Make the Homemade Ricotta (if needed):1. Line a colander or mesh sieve with a double-layer of dampened cheesecloth and place it over a slightly smaller bowl to catch the whey.2. Heat a heavy-bottomed saucepan with the whole milk, heavy cream, and sea salt. Stir occasionally as it heats to simmer (15-20 minutes with bubbles around the edges and a skin forming on top).3. Remove from heat, immediately add vinegar (or lemon juice), and let it sit undisturbed for 10-15 minutes. Curds will soon form.4. Use a slotted spoon to transfer the curds to the cheesecloth-lined colander. Let it drain for about 20-25 minutes until most of the whey has separated and the ricotta is slightly warm and moist. Transfer it to a bowl or container and discard the whey and cheesecloth.

Now, let's make the Lemon-Ricotta Pancakes:1. Sift flour, baking powder, and 1/2 teaspoon salt in a medium bowl and set aside.2. Place egg yolks, 1 tablespoon sugar, lemon zest, and vanilla in a large bowl. Whisk until combined.3. Whisk in a quarter of the scaled milk-butter mixture, then the remaining mixture until smooth.4. Stir in the reserved flour mixture until combined (do not overmix); set aside.5. In a separate clean, dry bowl, whisk the egg whites and the remaining tablespoon of sugar to soft peaks (like soft-serve ice cream).6. Gently fold the whites into the batter until just combined, then fold in the ricotta.

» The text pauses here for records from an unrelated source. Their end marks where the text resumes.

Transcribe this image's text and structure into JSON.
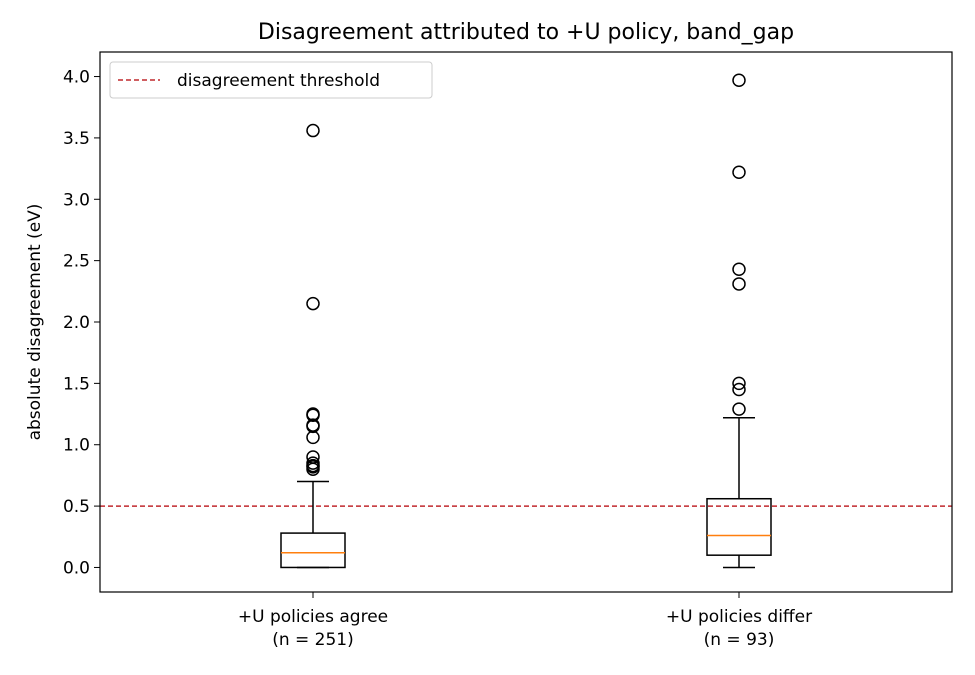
{
  "chart_data": {
    "type": "box",
    "title": "Disagreement attributed to +U policy, band_gap",
    "xlabel": "",
    "ylabel": "absolute disagreement (eV)",
    "ylim": [
      -0.2,
      4.2
    ],
    "yticks": [
      0.0,
      0.5,
      1.0,
      1.5,
      2.0,
      2.5,
      3.0,
      3.5,
      4.0
    ],
    "ytick_labels": [
      "0.0",
      "0.5",
      "1.0",
      "1.5",
      "2.0",
      "2.5",
      "3.0",
      "3.5",
      "4.0"
    ],
    "grid": false,
    "legend_position": "top-left",
    "threshold": {
      "label": "disagreement threshold",
      "value": 0.5,
      "color": "#c0282d",
      "style": "dashed"
    },
    "box_color": "#000000",
    "median_color": "#ff7f0e",
    "groups": [
      {
        "label_line1": "+U policies agree",
        "label_line2": "(n = 251)",
        "whisker_low": 0.0,
        "q1": 0.0,
        "median": 0.12,
        "q3": 0.28,
        "whisker_high": 0.7,
        "outliers": [
          3.56,
          2.15,
          1.25,
          1.24,
          1.16,
          1.15,
          1.06,
          0.9,
          0.85,
          0.83,
          0.82,
          0.8
        ]
      },
      {
        "label_line1": "+U policies differ",
        "label_line2": "(n = 93)",
        "whisker_low": 0.0,
        "q1": 0.1,
        "median": 0.26,
        "q3": 0.56,
        "whisker_high": 1.22,
        "outliers": [
          3.97,
          3.22,
          2.43,
          2.31,
          1.5,
          1.45,
          1.29
        ]
      }
    ]
  }
}
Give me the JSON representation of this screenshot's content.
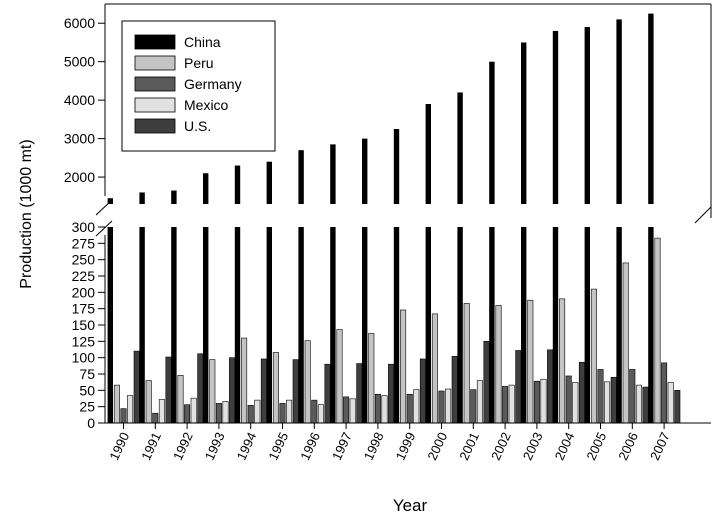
{
  "chart_data": {
    "type": "bar",
    "xlabel": "Year",
    "ylabel": "Production (1000 mt)",
    "categories": [
      "1990",
      "1991",
      "1992",
      "1993",
      "1994",
      "1995",
      "1996",
      "1997",
      "1998",
      "1999",
      "2000",
      "2001",
      "2002",
      "2003",
      "2004",
      "2005",
      "2006",
      "2007"
    ],
    "axis_break": true,
    "upper_ylim": [
      1300,
      6500
    ],
    "upper_ticks": [
      2000,
      3000,
      4000,
      5000,
      6000
    ],
    "lower_ylim": [
      0,
      300
    ],
    "lower_ticks": [
      0,
      25,
      50,
      75,
      100,
      125,
      150,
      175,
      200,
      225,
      250,
      275,
      300
    ],
    "legend_position": "top-left",
    "grid": false,
    "series": [
      {
        "name": "China",
        "color": "#000000",
        "values": [
          1450,
          1600,
          1650,
          2100,
          2300,
          2400,
          2700,
          2850,
          3000,
          3250,
          3900,
          4200,
          5000,
          5500,
          5800,
          5900,
          6100,
          6250
        ]
      },
      {
        "name": "Peru",
        "color": "#c4c4c4",
        "values": [
          58,
          65,
          73,
          97,
          130,
          108,
          126,
          143,
          137,
          173,
          167,
          183,
          180,
          188,
          190,
          205,
          245,
          283
        ]
      },
      {
        "name": "Germany",
        "color": "#5a5a5a",
        "values": [
          22,
          15,
          28,
          30,
          27,
          30,
          35,
          40,
          44,
          44,
          49,
          51,
          56,
          64,
          72,
          82,
          82,
          92
        ]
      },
      {
        "name": "Mexico",
        "color": "#e1e1e1",
        "values": [
          42,
          36,
          38,
          33,
          35,
          35,
          28,
          37,
          42,
          51,
          52,
          65,
          58,
          67,
          62,
          63,
          58,
          62
        ]
      },
      {
        "name": "U.S.",
        "color": "#3e3e3e",
        "values": [
          110,
          101,
          106,
          100,
          98,
          97,
          90,
          91,
          90,
          98,
          102,
          125,
          111,
          112,
          93,
          70,
          55,
          50
        ]
      }
    ]
  }
}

The batter will be lumpy and streaked with ricotta.7. Heat a large nonstick frying pan or skillet over medium heat until hot (4 minutes), then coat it with butter.8. Use a 1/4-cup measure to pour the batter into the pan. Cook when bubbles form on top (4-5 minutes), flip, and cook the other side until the bottoms are golden brown (1-2 minutes more). Repeat with the remaining batter.9. Serve immediately, dusted with powdered sugar, adorned with fruit, or drizzled with maple syrup.

Tip:- Use homemade ricotta for a tangier flavor or opt for store-bought for a time-saving shortcut!

Enjoy your fluffy, mouthwatering Lemon-Ricotta Pancakes like you've never experienced before!

  1. The Lemon-Ricotta Pancakes recipe encourages you to use homemade ricotta cheese for a tangier flavor, as specified in the tip.
  2. Ingredients for the Lemon-Ricotta Pancakes include all-purpose flour, which is one of the uncategorized items in the recipe.
  3. If you're looking for a delicious way to incorporate more nutrition into your pancakes, consider trying the Lemon-Ricotta Pancakes with whole-milk ricotta cheese and fresh lemon zest.
  4. Creditline: The Lemon-Ricotta Pancakes recipe comes from a source with unique identifier 273043486c6b478a185e7427d6ce476d.